Al cabo de un rato, viendo que nada más ocurría, decidió entrar al jardín de una vez; pero, vaya, ¡pobre Alicia!, cuando llegó a la puerta, se dio cuenta que había olvidado la pequeña llave dorada, y cuando volvió a la mesa a por ella, vio que no le era posible cogerla ; podía verla perfectamente a través del cristal, y probó a dar su mejor salto para subir por una de las patas de la mesa, pero era demasiado escurridiza; y cuando se cansó de intentarlo, la pobrecilla se sentó y lloró.

 

“Vamos, ¡llorar así no sirve de nada!” se dijo Alicia con firmeza. “Te aconsejo que pares ahora mismo”. Generalmente se daba muy buenos consejos (aunque pocas veces se hacía caso), y a veces se reñía tan severamente que las lágrimas le subían a los ojos; y recordó que una vez había intentado darse un cachete a sí misma por haber hecho trampas en un juego de croquet que jugaba contra ella misma, para esta curiosa chica era muy divertido intentar ser dos personas a la vez. “Pero no sirve de nada hacerlo ahora”, pensó la pobre Alicia, “el fingir ser dos personas.
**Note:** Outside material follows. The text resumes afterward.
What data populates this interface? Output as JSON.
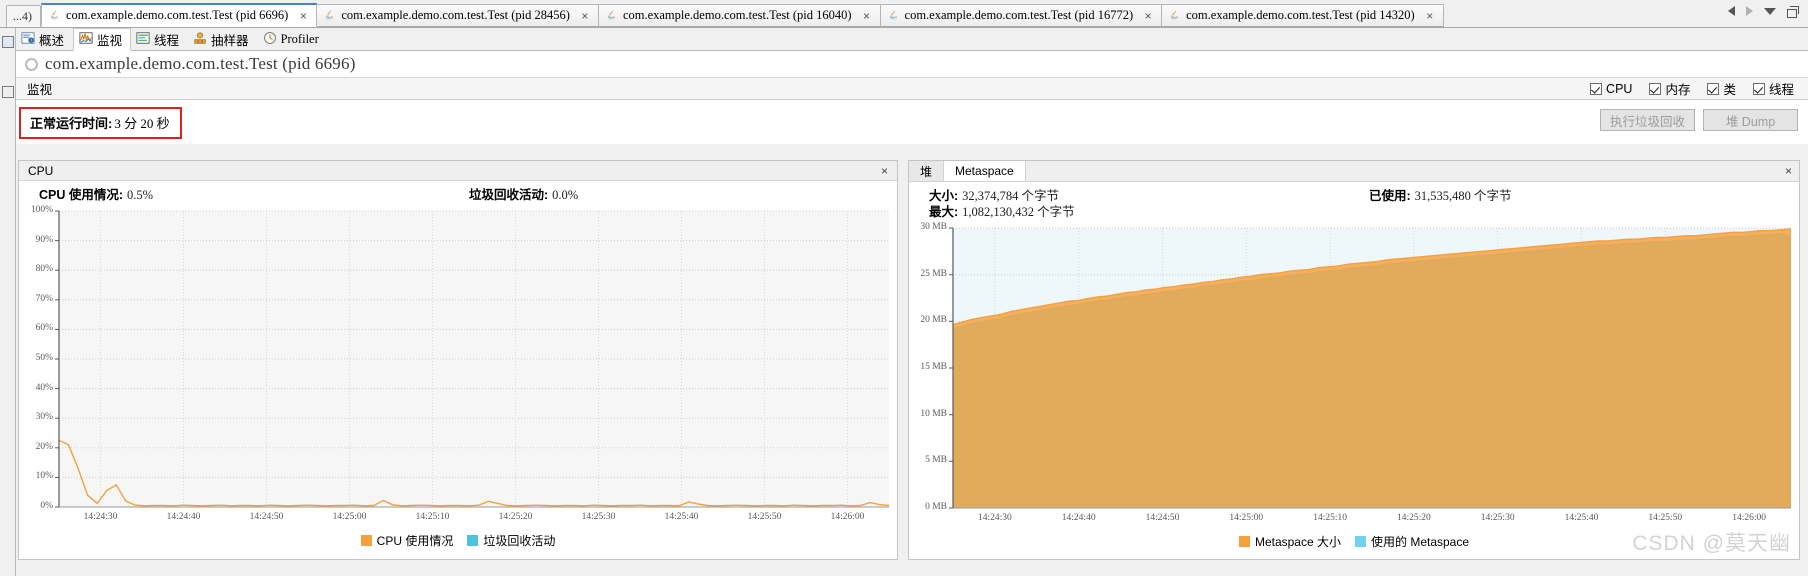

Porque me resulta muy difícil ser una persona respetable”.

 

Pronto sus ojos se fijaron en una pequeña caja de crystal que había debajo de la mesa: la abrió, y encontró una tarta muy pequeña, en la que la palabra “CÓMEME” estaban bien marcadas en mayúsculas. “Bien, me la comeré”, dijo Alicia, “y si me hace crecer, podré coger la llave; y si me hace más pequeña, podré pasar por debajo de la puerta: de cualquier manera entraré al jardín, y no me importa lo que pase”.

 

 

Le dio un pequeño bocado, y se dijo ansiosa “¿Hacia dónde?, ¿hacia dónde?”, manteniendo su mano por encima de su cabeza para sentir hacia dónde crecía; y estaba bastante sorprendida de ver que mantenía su altura. Para ser realistas, esto es lo que generalmente ocurre cuando uno come tarta; pero Alicia estaba tan acostumbrada a esperar que pasaran cosas extrañas, que le parecía demasiado estúpido y aburrido que la vida siguiera su curso normal. Así que se puso manos a la obra, y muy pronto acabó el pastel.